As digital transformation accelerates, there is increasing debate about using technologies like apps and wearables for monitoring.

“Digital exclusion is a real issue. We say everyone's got a smartphone, but not everyone who has got one knows how to use it,” said Martin, adding that platforms such as Attend Anywhere were not suitable for everyone.

Data from 2018 shows that one in five people do not have the digital skills needed to access care in this way. Risk factors include being older, living with disabilities, and speaking English as a second language.

“People with a disability are 35% less likely to have those skills. Although it is a minority, it is a significant one so whatever we do we need pathways that deal with those issues.

“That includes getting better access, improving skills and confidence – which include staff – and designing our digital solutions in a sensible way.”

Funding, logistics, and governance

The pandemic has made teams more focused on essential care and emergency governance has enabled the large-scale establishment of remote services to protect continuity of care.
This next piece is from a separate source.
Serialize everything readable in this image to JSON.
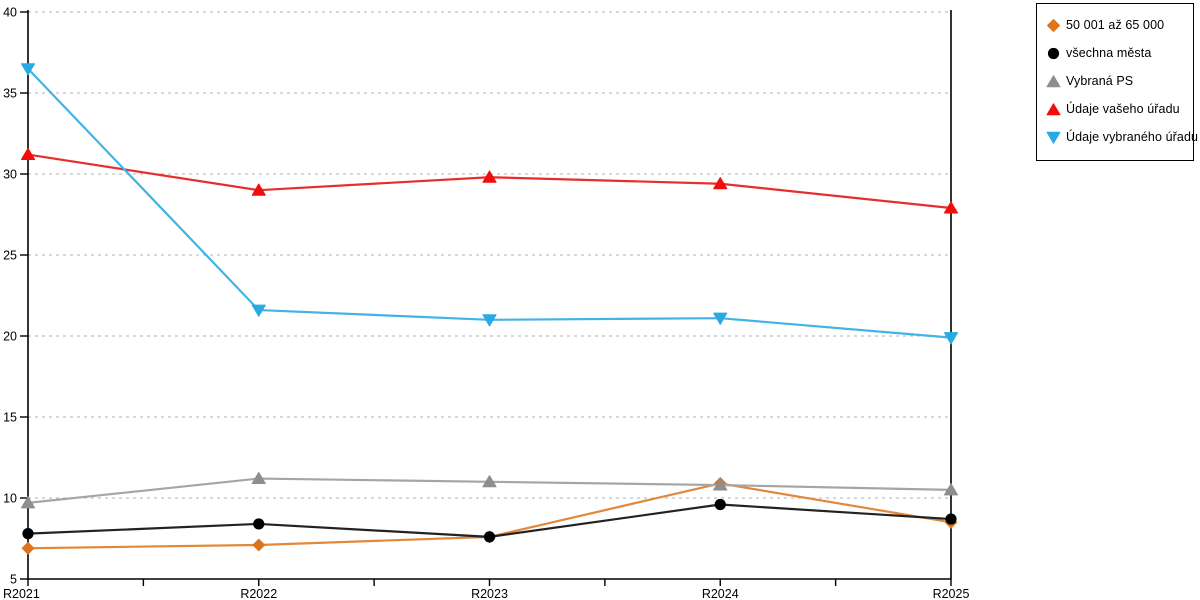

“It showed us what we could do quickly, in terms of completely transplanting services from one hospital to another within days. That would have taken years before.
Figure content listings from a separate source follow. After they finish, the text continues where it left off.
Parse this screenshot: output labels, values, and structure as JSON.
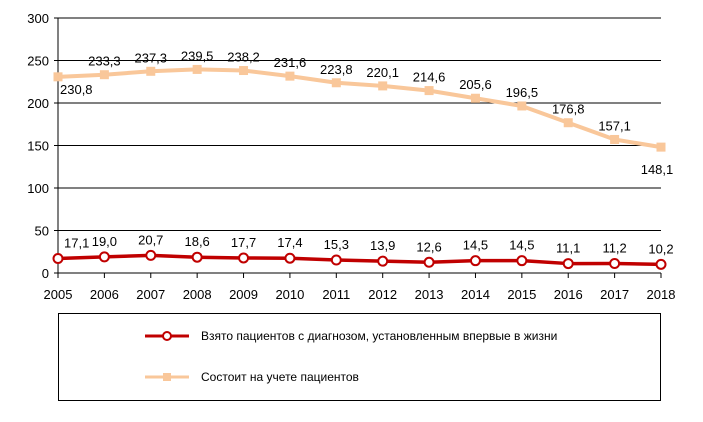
{
  "chart_data": {
    "type": "line",
    "x": [
      "2005",
      "2006",
      "2007",
      "2008",
      "2009",
      "2010",
      "2011",
      "2012",
      "2013",
      "2014",
      "2015",
      "2016",
      "2017",
      "2018"
    ],
    "ylim": [
      0,
      300
    ],
    "yticks": [
      0,
      50,
      100,
      150,
      200,
      250,
      300
    ],
    "grid": true,
    "legend_position": "bottom",
    "series": [
      {
        "name": "Состоит на учете пациентов",
        "color": "#f9c79a",
        "marker": "square",
        "values": [
          230.8,
          233.3,
          237.3,
          239.5,
          238.2,
          231.6,
          223.8,
          220.1,
          214.6,
          205.6,
          196.5,
          176.8,
          157.1,
          148.1
        ],
        "labels": [
          "230,8",
          "233,3",
          "237,3",
          "239,5",
          "238,2",
          "231,6",
          "223,8",
          "220,1",
          "214,6",
          "205,6",
          "196,5",
          "176,8",
          "157,1",
          "148,1"
        ]
      },
      {
        "name": "Взято пациентов с диагнозом, установленным впервые в жизни",
        "color": "#c00000",
        "marker": "circle",
        "values": [
          17.1,
          19.0,
          20.7,
          18.6,
          17.7,
          17.4,
          15.3,
          13.9,
          12.6,
          14.5,
          14.5,
          11.1,
          11.2,
          10.2
        ],
        "labels": [
          "17,1",
          "19,0",
          "20,7",
          "18,6",
          "17,7",
          "17,4",
          "15,3",
          "13,9",
          "12,6",
          "14,5",
          "14,5",
          "11,1",
          "11,2",
          "10,2"
        ]
      }
    ]
  },
  "legend": {
    "item1": "Взято пациентов с диагнозом, установленным впервые в жизни",
    "item2": "Состоит на учете пациентов"
  }
}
“I think it's also taught us that you can't do everything remotely – we just don't have the tools – and that we probably don’t want to.”

The pandemic has also forced a welcome change in attitudes towards funding virtual clinics, said Martin, explaining that there had not been “adequate reimbursement” until last year. There is still some way to go, however.

“Hospitals have been very much paid to see people in a face-to-face appointment. Unless you change that there is no incentive for flexible follow up, to see the patient where it would best suit them.

“We need to change that,” he said.

Are remote group clinics worth your effort?

Professor Klaus Schmierer discussed how running a research-driven group clinic might work in practice.

Talking about a recent pre-project education session, Klaus explained that feedback forms showed participants were happy with all elements of the programme – apart from the cost and inconvenience of getting to London.

“It's essentially asking for a remote solution,” he said.

That said, there are questions we need to answer before we can understand the value of group clinics. Do group sessions improve quality in terms of outcome measures and social capital; do they save time and / or money; and do they help achieve higher goals, asked Klaus.